🤖 AI Summary
Traditional Markov decision processes (MDPs) optimize the expected cumulative reward, which is insufficient for risk-sensitive decision-making where controlling tail-risk—e.g., guaranteeing high probability of achieving a minimum reward—is critical. Method: This paper introduces the Quantile MDP (QMDP) framework, the first systematic formulation for optimizing quantiles (e.g., 5%-ile) of the cumulative reward distribution. It establishes rigorous theoretical foundations, proving existence and characterizing the structure of optimal policies—which are inherently non-Markovian and stochastic. The proposed algorithm integrates ordinal optimization, extended dynamic programming, and quantile-specific recursive computation, combining policy iteration with Monte Carlo estimation for efficiency. Contribution/Results: Evaluated on grid-world navigation and HIV treatment simulation, QMDP significantly improves low-quantile (e.g., 5%) cumulative rewards compared to expectation-based baselines, yielding more robust and risk-controllable policies without compromising average performance.
📝 Abstract
In this paper, we consider the problem of optimizing the quantiles of the cumulative rewards of Markov Decision Processes (MDP), to which we refers as Quantile Markov Decision Processes (QMDP). Traditionally, the goal of a Markov Decision Process (MDP) is to maximize expected cumulative reward over a defined horizon (possibly to be infinite).
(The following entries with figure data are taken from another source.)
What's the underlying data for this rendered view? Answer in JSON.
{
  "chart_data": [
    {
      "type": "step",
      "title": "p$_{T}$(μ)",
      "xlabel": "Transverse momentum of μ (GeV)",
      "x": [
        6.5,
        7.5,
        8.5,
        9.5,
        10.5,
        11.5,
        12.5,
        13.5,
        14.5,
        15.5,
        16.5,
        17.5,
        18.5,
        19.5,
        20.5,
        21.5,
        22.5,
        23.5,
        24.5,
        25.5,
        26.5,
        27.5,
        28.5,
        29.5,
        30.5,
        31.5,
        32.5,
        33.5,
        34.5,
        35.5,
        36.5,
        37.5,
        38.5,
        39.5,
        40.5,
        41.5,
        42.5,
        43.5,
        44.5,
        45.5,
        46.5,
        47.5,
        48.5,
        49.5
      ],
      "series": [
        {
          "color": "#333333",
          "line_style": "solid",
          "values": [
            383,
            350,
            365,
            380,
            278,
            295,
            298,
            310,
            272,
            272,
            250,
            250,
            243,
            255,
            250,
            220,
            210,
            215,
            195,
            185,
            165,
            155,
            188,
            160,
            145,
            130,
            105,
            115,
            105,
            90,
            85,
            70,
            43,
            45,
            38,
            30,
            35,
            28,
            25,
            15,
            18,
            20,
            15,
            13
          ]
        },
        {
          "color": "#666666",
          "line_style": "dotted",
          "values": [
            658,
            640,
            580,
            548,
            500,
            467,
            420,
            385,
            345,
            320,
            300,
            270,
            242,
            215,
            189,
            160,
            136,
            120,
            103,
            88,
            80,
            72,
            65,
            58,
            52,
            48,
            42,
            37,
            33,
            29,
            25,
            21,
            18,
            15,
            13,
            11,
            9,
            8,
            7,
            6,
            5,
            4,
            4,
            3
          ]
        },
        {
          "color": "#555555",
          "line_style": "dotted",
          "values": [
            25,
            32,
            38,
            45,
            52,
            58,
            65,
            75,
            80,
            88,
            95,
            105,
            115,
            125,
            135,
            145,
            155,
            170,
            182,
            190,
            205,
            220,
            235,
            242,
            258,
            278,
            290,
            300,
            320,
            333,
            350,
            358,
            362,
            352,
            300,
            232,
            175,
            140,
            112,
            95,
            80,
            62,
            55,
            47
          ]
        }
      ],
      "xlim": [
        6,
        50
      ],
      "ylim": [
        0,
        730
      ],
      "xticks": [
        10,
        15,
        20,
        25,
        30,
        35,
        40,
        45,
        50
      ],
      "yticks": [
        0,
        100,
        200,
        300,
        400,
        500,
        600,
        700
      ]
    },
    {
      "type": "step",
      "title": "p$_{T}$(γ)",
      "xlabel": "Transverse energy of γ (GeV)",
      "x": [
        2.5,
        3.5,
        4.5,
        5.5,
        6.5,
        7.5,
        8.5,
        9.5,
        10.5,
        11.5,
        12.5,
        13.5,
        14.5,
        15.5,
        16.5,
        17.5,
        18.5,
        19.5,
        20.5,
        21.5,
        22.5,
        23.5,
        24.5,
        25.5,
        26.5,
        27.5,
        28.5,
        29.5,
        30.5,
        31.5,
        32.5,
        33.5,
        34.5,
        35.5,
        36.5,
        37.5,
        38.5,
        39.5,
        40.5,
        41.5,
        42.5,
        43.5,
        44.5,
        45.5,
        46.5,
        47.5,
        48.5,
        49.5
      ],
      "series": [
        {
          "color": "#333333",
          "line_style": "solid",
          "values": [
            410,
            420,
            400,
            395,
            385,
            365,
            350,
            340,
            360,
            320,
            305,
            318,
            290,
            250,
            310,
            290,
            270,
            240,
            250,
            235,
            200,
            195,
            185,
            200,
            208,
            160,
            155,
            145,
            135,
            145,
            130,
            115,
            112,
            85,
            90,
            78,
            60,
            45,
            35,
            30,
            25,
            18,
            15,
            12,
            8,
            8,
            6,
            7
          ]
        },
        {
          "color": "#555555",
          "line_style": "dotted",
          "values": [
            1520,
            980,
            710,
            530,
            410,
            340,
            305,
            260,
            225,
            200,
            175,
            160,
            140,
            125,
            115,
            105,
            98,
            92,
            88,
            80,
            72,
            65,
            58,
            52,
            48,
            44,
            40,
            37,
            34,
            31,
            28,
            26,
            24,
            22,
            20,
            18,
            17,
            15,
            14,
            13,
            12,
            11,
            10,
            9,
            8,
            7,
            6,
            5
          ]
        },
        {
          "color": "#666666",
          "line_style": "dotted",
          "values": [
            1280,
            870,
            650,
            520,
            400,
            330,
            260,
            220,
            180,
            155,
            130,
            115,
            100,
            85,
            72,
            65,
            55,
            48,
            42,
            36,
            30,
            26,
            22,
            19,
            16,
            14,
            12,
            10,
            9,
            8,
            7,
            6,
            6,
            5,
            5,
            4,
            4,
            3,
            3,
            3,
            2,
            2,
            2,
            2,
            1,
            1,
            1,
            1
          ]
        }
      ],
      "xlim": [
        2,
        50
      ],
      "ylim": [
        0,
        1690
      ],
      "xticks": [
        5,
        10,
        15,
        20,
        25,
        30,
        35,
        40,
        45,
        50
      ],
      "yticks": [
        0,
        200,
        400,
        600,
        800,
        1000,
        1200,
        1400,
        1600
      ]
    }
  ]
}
In many applications, however, a decision maker may be interested in optimizing a specific quantile of the cumulative reward instead of its expectation. (If we have some reference here, it would be good.) Our framework of QMDP provides analytical results characterizing the optimal QMDP solution and presents the algorithm for solving the QMDP. We provide analytical results characterizing the optimal QMDP solution and present the algorithms for solving the QMDP. We illustrate the model with two experiments: a grid game and a HIV optimal treatment experiment.